Pour l’équipe de France de baseball, la qualification olympique reste un objectif ambitieux. Les nations dominantes (États-Unis, Japon, Corée du Sud, République dominicaine) disposent d’un réservoir de joueurs professionnels sans commune mesure. La fédération française mise sur le développement des pôles espoirs et sur les binationaux évoluant dans des ligues étrangères.

Trois sports, trois publics, un même enjeu de visibilité

Ces trois disciplines partagent un point commun : elles ciblent des audiences que les JO ne captaient pas auparavant. Le flag football vise le public nord-américain habitué à la NFL. Le squash parle à des pays d’Asie du Sud-Est et du Moyen-Orient. Le baseball-softball ancre les Jeux dans la culture sportive du pays hôte.

Chaque nouveau sport doit prouver sa viabilité olympique en une seule édition. Le CIO réévalue le programme après chaque cycle, et une discipline ajoutée pour 2028 n’a aucune garantie de figurer à Brisbane 2032. Cette pression pousse les fédérations internationales à maximiser l’impact médiatique pendant les deux semaines de compétition.

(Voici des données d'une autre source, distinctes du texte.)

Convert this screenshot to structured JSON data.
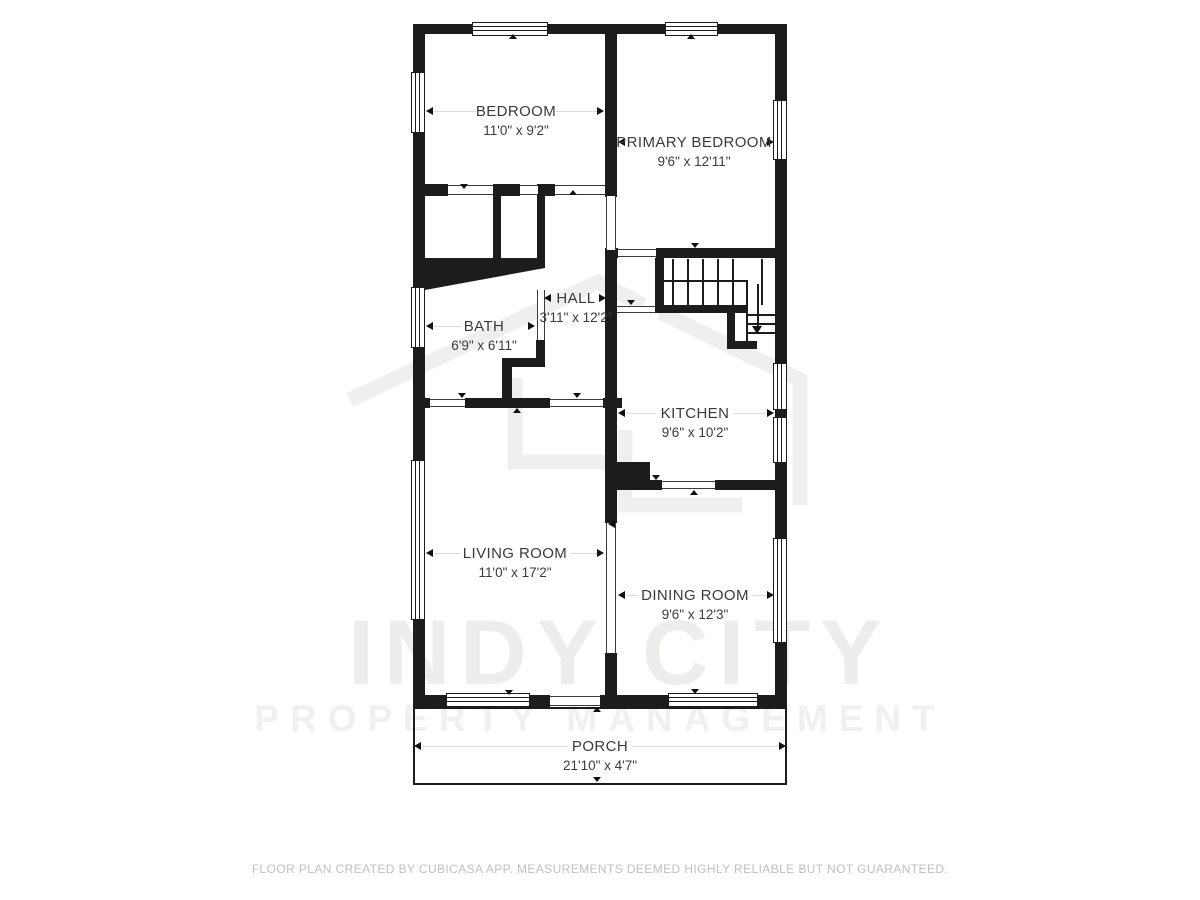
{
  "watermark": {
    "line1": "INDY CITY",
    "line2": "PROPERTY MANAGEMENT"
  },
  "rooms": {
    "bedroom": {
      "name": "BEDROOM",
      "dims": "11'0\" x 9'2\""
    },
    "primary_bedroom": {
      "name": "PRIMARY BEDROOM",
      "dims": "9'6\" x 12'11\""
    },
    "hall": {
      "name": "HALL",
      "dims": "3'11\" x 12'2\""
    },
    "bath": {
      "name": "BATH",
      "dims": "6'9\" x 6'11\""
    },
    "kitchen": {
      "name": "KITCHEN",
      "dims": "9'6\" x 10'2\""
    },
    "living_room": {
      "name": "LIVING ROOM",
      "dims": "11'0\" x 17'2\""
    },
    "dining_room": {
      "name": "DINING ROOM",
      "dims": "9'6\" x 12'3\""
    },
    "porch": {
      "name": "PORCH",
      "dims": "21'10\" x 4'7\""
    }
  },
  "footer": {
    "disclaimer": "FLOOR PLAN CREATED BY CUBICASA APP. MEASUREMENTS DEEMED HIGHLY RELIABLE BUT NOT GUARANTEED."
  },
  "colors": {
    "wall": "#1c1c1c",
    "label_text": "#3b3b3b",
    "footer_text": "#c2c0be",
    "watermark_text": "#efedeb"
  }
}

  • Le flag football bénéficie du soutien financier et logistique de la NFL, qui voit dans les JO un levier d’expansion mondiale
  • Le squash s’appuie sur la World Squash Federation, qui a structuré un circuit professionnel solide mais peu médiatisé en France
  • Le baseball-softball profite de l’infrastructure existante à Los Angeles, réduisant les coûts d’organisation

Pour les fans de sport en France, ces ajouts au programme signifient de nouvelles épreuves à suivre, de nouveaux athlètes à découvrir, et potentiellement de nouvelles médailles à viser. Le flag football et le squash seront diffusés sur les mêmes créneaux que les disciplines traditionnelles, ce qui leur donne une fenêtre d’exposition unique. La vraie question, pour chacun de ces trois sports, c’est ce qui restera après la cérémonie de clôture.